A snowball enrollment strategy was used to identify contacts of index participants. Named household and outside-household contacts of the index were approached and after providing informed consent underwent the same study procedures. Contacts were further defined by their type of relationship (e.g., family, work, school, sports, or other social life contacts). Recruitment occurred in waves, such that contacts of study participants were asked to participate in the study, as were the contacts of these newly recruited contacts. Follow-up household visits were carried out twice: between 3 and 6 or 6 to 12 months after enrollment, respectively. We enrolled individuals from 15 networks that consisted of 958 named members. Of these, 348 were enrolled and 273 individuals agreed to complete the questionnaire.

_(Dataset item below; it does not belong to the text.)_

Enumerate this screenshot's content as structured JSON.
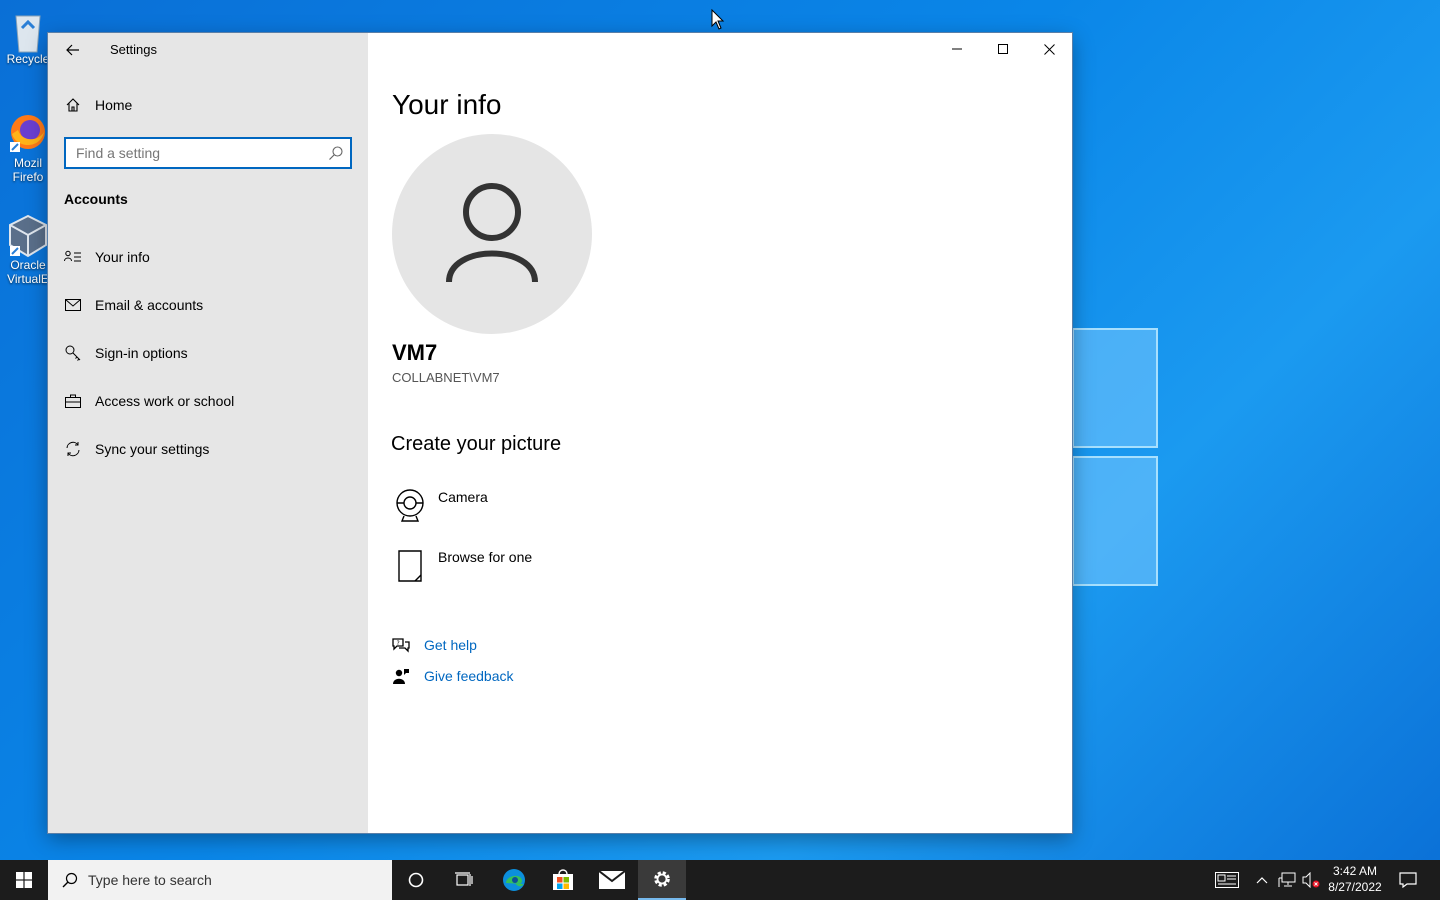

We compared demographic variables and risk factors for S. aureus infections between individuals colonized with ST398 and those colonized with other S. aureus isolates or not colonized. Data were analyzed using SAS 9.1 software (SAS Institute, Cary, NC).

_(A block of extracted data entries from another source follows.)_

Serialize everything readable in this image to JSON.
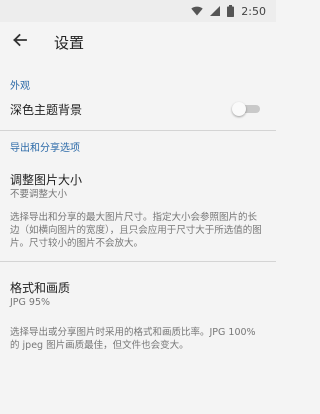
{
  "status_bar": {
    "time": "2:50",
    "icons": [
      "wifi-icon",
      "cellular-signal-icon",
      "battery-icon"
    ]
  },
  "app_bar": {
    "back_icon": "arrow-left-icon",
    "title": "设置"
  },
  "sections": {
    "appearance": {
      "header": "外观",
      "dark_theme_label": "深色主题背景",
      "dark_theme_enabled": false
    },
    "export": {
      "header": "导出和分享选项",
      "resize": {
        "title": "调整图片大小",
        "value": "不要调整大小",
        "description": "选择导出和分享的最大图片尺寸。指定大小会参照图片的长边（如横向图片的宽度），且只会应用于尺寸大于所选值的图片。尺寸较小的图片不会放大。"
      },
      "format": {
        "title": "格式和画质",
        "value": "JPG 95%",
        "description": "选择导出或分享图片时采用的格式和画质比率。JPG 100% 的 jpeg 图片画质最佳，但文件也会变大。"
      }
    }
  },
  "colors": {
    "accent": "#2c6aa8",
    "background": "#f4f4f4",
    "switch_track": "#c9c9c9"
  }
}
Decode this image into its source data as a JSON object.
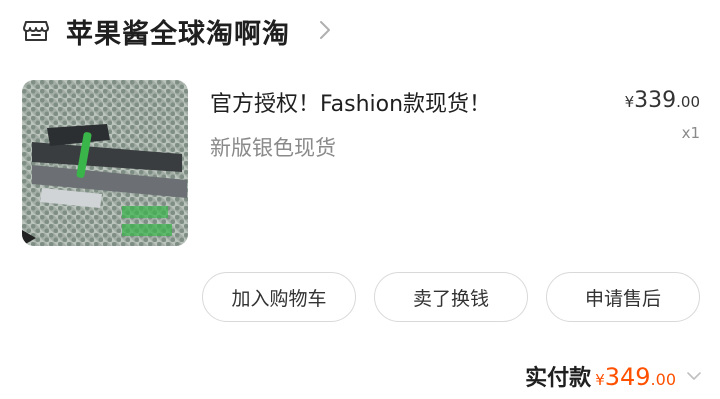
{
  "shop": {
    "name": "苹果酱全球淘啊淘",
    "icon": "store-icon"
  },
  "item": {
    "title": "官方授权！Fashion款现货！",
    "sku": "新版银色现货",
    "price": {
      "currency": "¥",
      "integer": "339",
      "decimal": ".00"
    },
    "quantity": "x1"
  },
  "actions": {
    "add_to_cart": "加入购物车",
    "resell": "卖了换钱",
    "after_sales": "申请售后"
  },
  "payment": {
    "label": "实付款",
    "currency": "¥",
    "integer": "349",
    "decimal": ".00"
  },
  "colors": {
    "accent": "#ff5000",
    "text": "#1f1f1f",
    "muted": "#8a8a8a",
    "border": "#d9d9d9"
  }
}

Culture swabs were incubated overnight at 37°C in high-salt 6.5% broth and plated onto mannitol salt agar (Becton, Dickinson) for 48 h at 35°C. Positive mannitol-fermenting yellow colonies were isolated onto 5% sheep blood agar plates (Becton, Dickinson), and single colonies were selected for further analysis. S. aureus was identified by a coagulase and protein A detection kit (Murex Staphaurex). S. aureus-positive isolates were genotyped by spa sequencing using Ridom-staph software (24, 25). Of 2,590 swabs, we identified 690 S. aureus isolates. Based on spa typing and Spa clustering, 175 isolates belonged to Spa-CCt571, consistent with CC398.

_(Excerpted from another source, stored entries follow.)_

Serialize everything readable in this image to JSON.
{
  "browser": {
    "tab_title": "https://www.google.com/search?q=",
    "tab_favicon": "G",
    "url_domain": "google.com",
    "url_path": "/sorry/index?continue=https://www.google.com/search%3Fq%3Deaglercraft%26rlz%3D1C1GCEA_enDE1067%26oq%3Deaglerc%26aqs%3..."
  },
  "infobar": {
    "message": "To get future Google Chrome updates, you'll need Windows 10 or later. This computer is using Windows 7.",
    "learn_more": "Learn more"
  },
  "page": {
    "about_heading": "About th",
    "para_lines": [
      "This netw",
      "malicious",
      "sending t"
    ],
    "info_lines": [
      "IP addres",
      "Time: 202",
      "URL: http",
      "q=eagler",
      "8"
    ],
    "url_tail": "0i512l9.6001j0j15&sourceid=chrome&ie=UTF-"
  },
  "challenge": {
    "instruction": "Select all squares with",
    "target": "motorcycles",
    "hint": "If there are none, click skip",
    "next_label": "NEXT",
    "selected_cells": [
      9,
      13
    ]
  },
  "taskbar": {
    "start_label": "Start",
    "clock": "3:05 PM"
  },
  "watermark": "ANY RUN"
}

Of these, we selected 153 isolates, including all human-colonizing isolates (n = 96) and a subset of environmental isolates (57/79) for sequencing. We also selected an additional 135 ST398 isolates from previous studies on S. aureus infection and colonization in Northern Manhattan and the Bronx as follows: (i) MSSA infections between 2007 and 2011 (n = 69) (24, 28), (ii) infectious isolates from the Dominican Republic and Martinique (n = 14) (22), (iii) community studies on colonization between 2003 and 2010 (n = 38) (23, 33, 42), and (iv) colonizing isolates from pigs in Minnesota and swine veterinarians in Minnesota, Illinois, and Indiana (n = 14) (26). In total, we obtained 288 novel sequences. Previously published sequences from international studies were also included in phylogenetic analyses (31, 32).